Through various examples, he then detailed the issues at stake concerning signs for digital services: should we create new signs? new objects? old objects (can we reinvent the orientation table?)? or should we combine signs to other infrastructures? What should be the level of precision? Do we need the information to be legible? What about the regulation? who will control these signs? Can it be participative?

Yo Kaminagai (RATP) Yo is a design director at the Paris transport utility company RATP. Personally, I always enjoy his talks as they're a mix of down-to-earth and design description. The sort of thing I get from his talks are elements such as "we need 20 square meters per metro station to put infrastructures for GSM covering of the whole subway system and we never have enough room in corridors built in 1910. So there is less room for people, less for billboards and our revenues drop". As a matter of fact, he started by discussing how the immaterial, what some call "the virtual" is material and that people, users, are impacted by that. Thus, space is not an adjustment variable but a parameter.
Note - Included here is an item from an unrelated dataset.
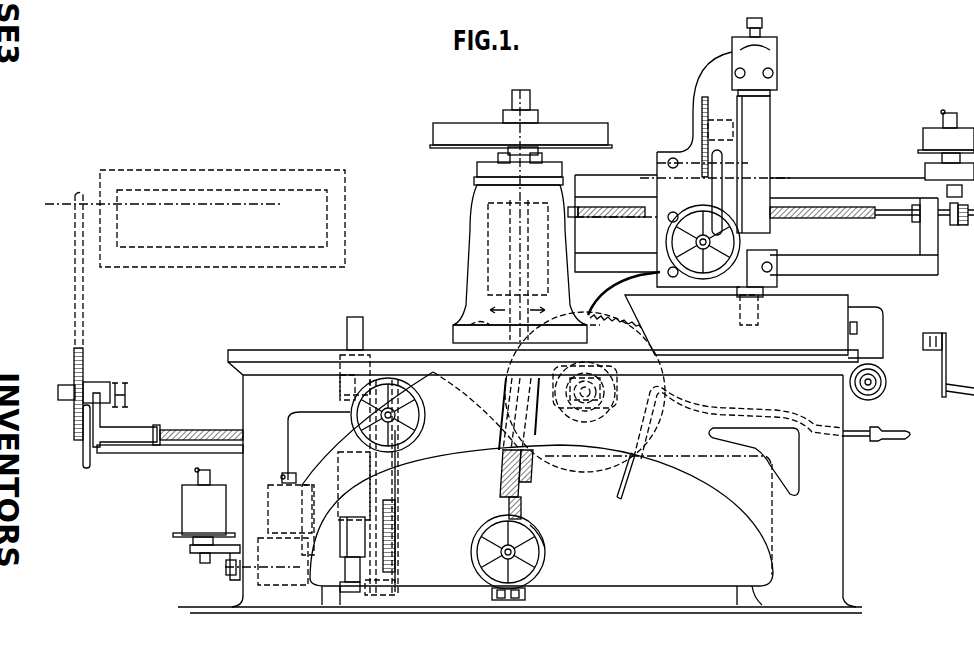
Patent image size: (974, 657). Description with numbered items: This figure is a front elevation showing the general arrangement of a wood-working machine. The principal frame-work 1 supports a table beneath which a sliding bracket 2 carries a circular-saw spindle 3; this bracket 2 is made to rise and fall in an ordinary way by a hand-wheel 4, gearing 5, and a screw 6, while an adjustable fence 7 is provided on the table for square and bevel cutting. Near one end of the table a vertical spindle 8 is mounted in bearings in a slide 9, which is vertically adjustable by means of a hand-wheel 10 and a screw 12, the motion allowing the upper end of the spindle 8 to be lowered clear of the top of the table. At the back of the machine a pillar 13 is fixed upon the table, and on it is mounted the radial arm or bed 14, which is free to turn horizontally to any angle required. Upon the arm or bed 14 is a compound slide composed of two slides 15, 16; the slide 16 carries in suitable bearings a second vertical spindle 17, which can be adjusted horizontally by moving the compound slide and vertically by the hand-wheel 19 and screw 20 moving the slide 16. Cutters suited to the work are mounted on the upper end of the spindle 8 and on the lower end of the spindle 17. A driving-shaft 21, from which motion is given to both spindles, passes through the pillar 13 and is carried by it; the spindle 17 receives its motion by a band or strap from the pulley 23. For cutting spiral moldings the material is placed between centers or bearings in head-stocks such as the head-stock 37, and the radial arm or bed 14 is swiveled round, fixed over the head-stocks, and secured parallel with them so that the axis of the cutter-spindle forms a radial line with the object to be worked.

A big part of his talk was about the design guidelines they set to create metro stations (easy to use, reliable, enriching, regulating, safe) and the importance to link (or not to link) the underground city and the city above. And he highlighted how the disorder of spatial environment often reflect the communication problems between people who are taking care of it.

Part of their problem is also that they need to think at different scales. For instance, they will soon renew their metro trains. What happens is that they buy something that will last 60 years (and will only be renovated once). So planning is VERY important: taking new needs into account, flexibility (how to design billboard 30 years before), how to combine safety, comfort and huge numbers of users (3 lines on 14 are overcrowded today, in 10 years, it will be 10 on 14!).

In that context, they consider building new (digital) services (for orientation, supporting conversations or meetings...) but given that the subway is already crowded it can be perceived as an aggression (too much information!) by users. This is why they think about "doubling" the physical environment with digital representations (hence their interest in platform such as Second Life).